Assim fazia Camilo – Mestre dos Mestres, segundo Vasco Botelho do Amaral, – que, nas suas andanças, acompanhava-o, sempre, a “biblioteca de campanha”.

André Mourois, em: “ Carta Aberta a um Jovem”, após recomendar os clássicos, declara: “ Sugiro-lhe uma biblioteca de campanha, reduzida a sete escritores: Homero, Montaigne, Shakespeare, Balzac, Tolstíi, Proust, Alain. No dia em que os conhecer perfeitamente, quero dizer, até ao pormenor, você será um homem culto.”
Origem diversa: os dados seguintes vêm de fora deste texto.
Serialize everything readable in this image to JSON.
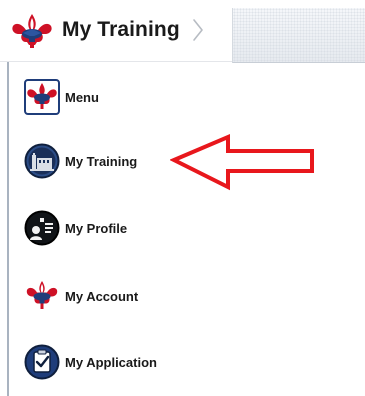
{
  "header": {
    "title": "My Training",
    "logo_icon": "bsa-fleur-de-lis-icon",
    "chevron_icon": "chevron-right-icon"
  },
  "sidebar": {
    "items": [
      {
        "label": "Menu",
        "icon": "bsa-fleur-de-lis-icon"
      },
      {
        "label": "My Training",
        "icon": "training-building-icon"
      },
      {
        "label": "My Profile",
        "icon": "profile-icon"
      },
      {
        "label": "My Account",
        "icon": "bsa-fleur-de-lis-icon"
      },
      {
        "label": "My Application",
        "icon": "application-checklist-icon"
      }
    ]
  },
  "annotation": {
    "icon": "red-arrow-left-icon",
    "color": "#e8171c"
  },
  "colors": {
    "brand_navy": "#1f3d7a",
    "brand_red": "#ce1126",
    "text": "#1a1a1a"
  }
}
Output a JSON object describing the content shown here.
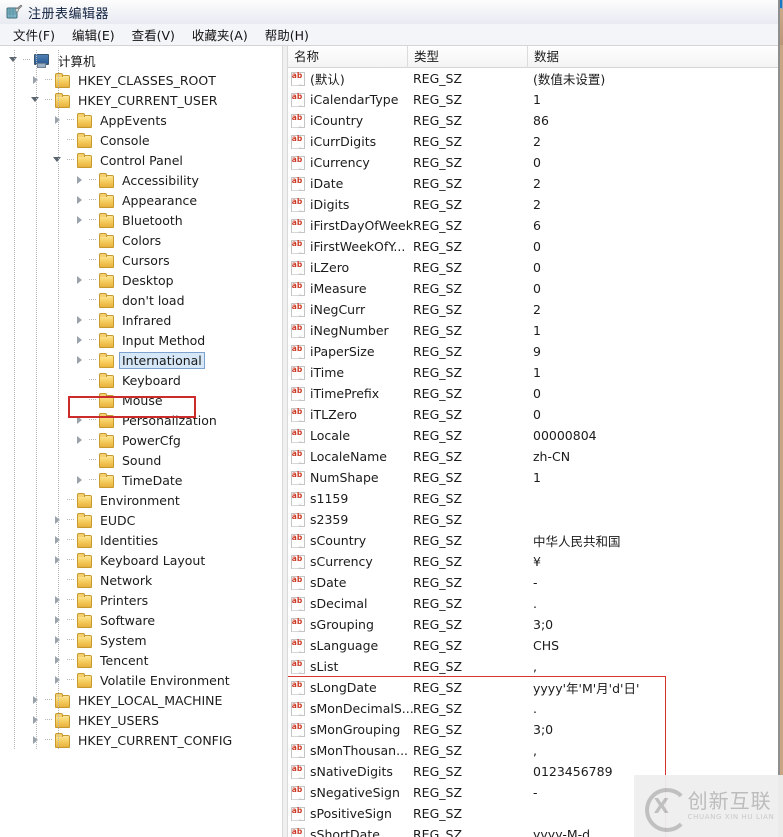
{
  "window": {
    "title": "注册表编辑器",
    "icon": "registry-editor-icon"
  },
  "menubar": {
    "items": [
      {
        "label": "文件(F)",
        "name": "menu-file"
      },
      {
        "label": "编辑(E)",
        "name": "menu-edit"
      },
      {
        "label": "查看(V)",
        "name": "menu-view"
      },
      {
        "label": "收藏夹(A)",
        "name": "menu-favorites"
      },
      {
        "label": "帮助(H)",
        "name": "menu-help"
      }
    ]
  },
  "tree": {
    "nodes": [
      {
        "label": "计算机",
        "depth": 0,
        "twisty": "open",
        "icon": "computer-icon",
        "selected": false
      },
      {
        "label": "HKEY_CLASSES_ROOT",
        "depth": 1,
        "twisty": "closed",
        "icon": "folder-icon",
        "selected": false
      },
      {
        "label": "HKEY_CURRENT_USER",
        "depth": 1,
        "twisty": "open",
        "icon": "folder-icon",
        "selected": false
      },
      {
        "label": "AppEvents",
        "depth": 2,
        "twisty": "closed",
        "icon": "folder-icon",
        "selected": false
      },
      {
        "label": "Console",
        "depth": 2,
        "twisty": "none",
        "icon": "folder-icon",
        "selected": false
      },
      {
        "label": "Control Panel",
        "depth": 2,
        "twisty": "open",
        "icon": "folder-icon",
        "selected": false
      },
      {
        "label": "Accessibility",
        "depth": 3,
        "twisty": "closed",
        "icon": "folder-icon",
        "selected": false
      },
      {
        "label": "Appearance",
        "depth": 3,
        "twisty": "closed",
        "icon": "folder-icon",
        "selected": false
      },
      {
        "label": "Bluetooth",
        "depth": 3,
        "twisty": "closed",
        "icon": "folder-icon",
        "selected": false
      },
      {
        "label": "Colors",
        "depth": 3,
        "twisty": "none",
        "icon": "folder-icon",
        "selected": false
      },
      {
        "label": "Cursors",
        "depth": 3,
        "twisty": "none",
        "icon": "folder-icon",
        "selected": false
      },
      {
        "label": "Desktop",
        "depth": 3,
        "twisty": "closed",
        "icon": "folder-icon",
        "selected": false
      },
      {
        "label": "don't load",
        "depth": 3,
        "twisty": "none",
        "icon": "folder-icon",
        "selected": false
      },
      {
        "label": "Infrared",
        "depth": 3,
        "twisty": "closed",
        "icon": "folder-icon",
        "selected": false
      },
      {
        "label": "Input Method",
        "depth": 3,
        "twisty": "closed",
        "icon": "folder-icon",
        "selected": false
      },
      {
        "label": "International",
        "depth": 3,
        "twisty": "closed",
        "icon": "folder-icon",
        "selected": true
      },
      {
        "label": "Keyboard",
        "depth": 3,
        "twisty": "none",
        "icon": "folder-icon",
        "selected": false
      },
      {
        "label": "Mouse",
        "depth": 3,
        "twisty": "none",
        "icon": "folder-icon",
        "selected": false
      },
      {
        "label": "Personalization",
        "depth": 3,
        "twisty": "closed",
        "icon": "folder-icon",
        "selected": false
      },
      {
        "label": "PowerCfg",
        "depth": 3,
        "twisty": "closed",
        "icon": "folder-icon",
        "selected": false
      },
      {
        "label": "Sound",
        "depth": 3,
        "twisty": "none",
        "icon": "folder-icon",
        "selected": false
      },
      {
        "label": "TimeDate",
        "depth": 3,
        "twisty": "closed",
        "icon": "folder-icon",
        "selected": false
      },
      {
        "label": "Environment",
        "depth": 2,
        "twisty": "none",
        "icon": "folder-icon",
        "selected": false
      },
      {
        "label": "EUDC",
        "depth": 2,
        "twisty": "closed",
        "icon": "folder-icon",
        "selected": false
      },
      {
        "label": "Identities",
        "depth": 2,
        "twisty": "closed",
        "icon": "folder-icon",
        "selected": false
      },
      {
        "label": "Keyboard Layout",
        "depth": 2,
        "twisty": "closed",
        "icon": "folder-icon",
        "selected": false
      },
      {
        "label": "Network",
        "depth": 2,
        "twisty": "none",
        "icon": "folder-icon",
        "selected": false
      },
      {
        "label": "Printers",
        "depth": 2,
        "twisty": "closed",
        "icon": "folder-icon",
        "selected": false
      },
      {
        "label": "Software",
        "depth": 2,
        "twisty": "closed",
        "icon": "folder-icon",
        "selected": false
      },
      {
        "label": "System",
        "depth": 2,
        "twisty": "closed",
        "icon": "folder-icon",
        "selected": false
      },
      {
        "label": "Tencent",
        "depth": 2,
        "twisty": "closed",
        "icon": "folder-icon",
        "selected": false
      },
      {
        "label": "Volatile Environment",
        "depth": 2,
        "twisty": "closed",
        "icon": "folder-icon",
        "selected": false
      },
      {
        "label": "HKEY_LOCAL_MACHINE",
        "depth": 1,
        "twisty": "closed",
        "icon": "folder-icon",
        "selected": false
      },
      {
        "label": "HKEY_USERS",
        "depth": 1,
        "twisty": "closed",
        "icon": "folder-icon",
        "selected": false
      },
      {
        "label": "HKEY_CURRENT_CONFIG",
        "depth": 1,
        "twisty": "closed",
        "icon": "folder-icon",
        "selected": false
      }
    ]
  },
  "list": {
    "columns": [
      "名称",
      "类型",
      "数据"
    ],
    "rows": [
      {
        "name": "(默认)",
        "type": "REG_SZ",
        "data": "(数值未设置)"
      },
      {
        "name": "iCalendarType",
        "type": "REG_SZ",
        "data": "1"
      },
      {
        "name": "iCountry",
        "type": "REG_SZ",
        "data": "86"
      },
      {
        "name": "iCurrDigits",
        "type": "REG_SZ",
        "data": "2"
      },
      {
        "name": "iCurrency",
        "type": "REG_SZ",
        "data": "0"
      },
      {
        "name": "iDate",
        "type": "REG_SZ",
        "data": "2"
      },
      {
        "name": "iDigits",
        "type": "REG_SZ",
        "data": "2"
      },
      {
        "name": "iFirstDayOfWeek",
        "type": "REG_SZ",
        "data": "6"
      },
      {
        "name": "iFirstWeekOfY...",
        "type": "REG_SZ",
        "data": "0"
      },
      {
        "name": "iLZero",
        "type": "REG_SZ",
        "data": "0"
      },
      {
        "name": "iMeasure",
        "type": "REG_SZ",
        "data": "0"
      },
      {
        "name": "iNegCurr",
        "type": "REG_SZ",
        "data": "2"
      },
      {
        "name": "iNegNumber",
        "type": "REG_SZ",
        "data": "1"
      },
      {
        "name": "iPaperSize",
        "type": "REG_SZ",
        "data": "9"
      },
      {
        "name": "iTime",
        "type": "REG_SZ",
        "data": "1"
      },
      {
        "name": "iTimePrefix",
        "type": "REG_SZ",
        "data": "0"
      },
      {
        "name": "iTLZero",
        "type": "REG_SZ",
        "data": "0"
      },
      {
        "name": "Locale",
        "type": "REG_SZ",
        "data": "00000804"
      },
      {
        "name": "LocaleName",
        "type": "REG_SZ",
        "data": "zh-CN"
      },
      {
        "name": "NumShape",
        "type": "REG_SZ",
        "data": "1"
      },
      {
        "name": "s1159",
        "type": "REG_SZ",
        "data": ""
      },
      {
        "name": "s2359",
        "type": "REG_SZ",
        "data": ""
      },
      {
        "name": "sCountry",
        "type": "REG_SZ",
        "data": "中华人民共和国"
      },
      {
        "name": "sCurrency",
        "type": "REG_SZ",
        "data": "¥"
      },
      {
        "name": "sDate",
        "type": "REG_SZ",
        "data": "-"
      },
      {
        "name": "sDecimal",
        "type": "REG_SZ",
        "data": "."
      },
      {
        "name": "sGrouping",
        "type": "REG_SZ",
        "data": "3;0"
      },
      {
        "name": "sLanguage",
        "type": "REG_SZ",
        "data": "CHS"
      },
      {
        "name": "sList",
        "type": "REG_SZ",
        "data": ","
      },
      {
        "name": "sLongDate",
        "type": "REG_SZ",
        "data": "yyyy'年'M'月'd'日'"
      },
      {
        "name": "sMonDecimalS...",
        "type": "REG_SZ",
        "data": "."
      },
      {
        "name": "sMonGrouping",
        "type": "REG_SZ",
        "data": "3;0"
      },
      {
        "name": "sMonThousan...",
        "type": "REG_SZ",
        "data": ","
      },
      {
        "name": "sNativeDigits",
        "type": "REG_SZ",
        "data": "0123456789"
      },
      {
        "name": "sNegativeSign",
        "type": "REG_SZ",
        "data": "-"
      },
      {
        "name": "sPositiveSign",
        "type": "REG_SZ",
        "data": ""
      },
      {
        "name": "sShortDate",
        "type": "REG_SZ",
        "data": "yyyy-M-d"
      }
    ]
  },
  "annotations": {
    "color": "#cc2b2b",
    "tree_highlight_label": "International",
    "list_highlight_start_label": "sLongDate"
  },
  "watermark": {
    "cn": "创新互联",
    "pinyin": "CHUANG XIN HU LIAN",
    "mark": "cx-logo-icon"
  }
}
Todavia, Inace Leep, na: “ A Arte de Viver do Intelectual”, diverge, em parte, desse parecer. Referindo-se aos jovens, escreve: “ Não vejo qualquer inconveniente em que um jovem amador de literatura, leia, desordenadamente, quase tudo: romance de todos os géneros, biografias, história e geografia, divulgação científica e mais tarde, obras de filosofia e teologia. Um certo ecletismo não só é lícito como também muito desejável num primeiro estádio do desabrochamento intelectual.

“Quase todos os intelectuais com quem tive ocasião de falar a este respeito dizem ter seguido este processo e ter lucrado muito com ele. O único critério de seleção, sobretudo no que respeita às obras literárias, deve ser o valor artístico.”

Mas…na mesma obra, diz: “ Não é por ter lido muito e saber muitas coisas, que se é um intelectual autêntico. Importa ainda saber julgar o que se leu e aprendeu, viu ou ouviu.”

Azorin, considera, também, que a leitura é inútil, se não houver meditação, sobre o que o livro nos diz:

“ No se medita en el mundo moderno. Hay muy pocos hombres que se plazean en la meditación; sin la meditación (…) faltará la perspectiva espiritual, esa segunda realidade que, a su vez, hace meditar al lector de un libro.” – “ El Escritor”

                    Mais adiante, Inace Leep, em: “ A Arte de Viver do Intelectual”, recomenda a escolha de um mestre, advertindo:

“ O homem de um só livro é facilmente sectário (…) também é muito perigoso ser-se discípulo de um só e único mestre.”

“ Dedica-te ao mestre que escolheres, com afeto, sim, mas sem fanatismo ou exclusividade.”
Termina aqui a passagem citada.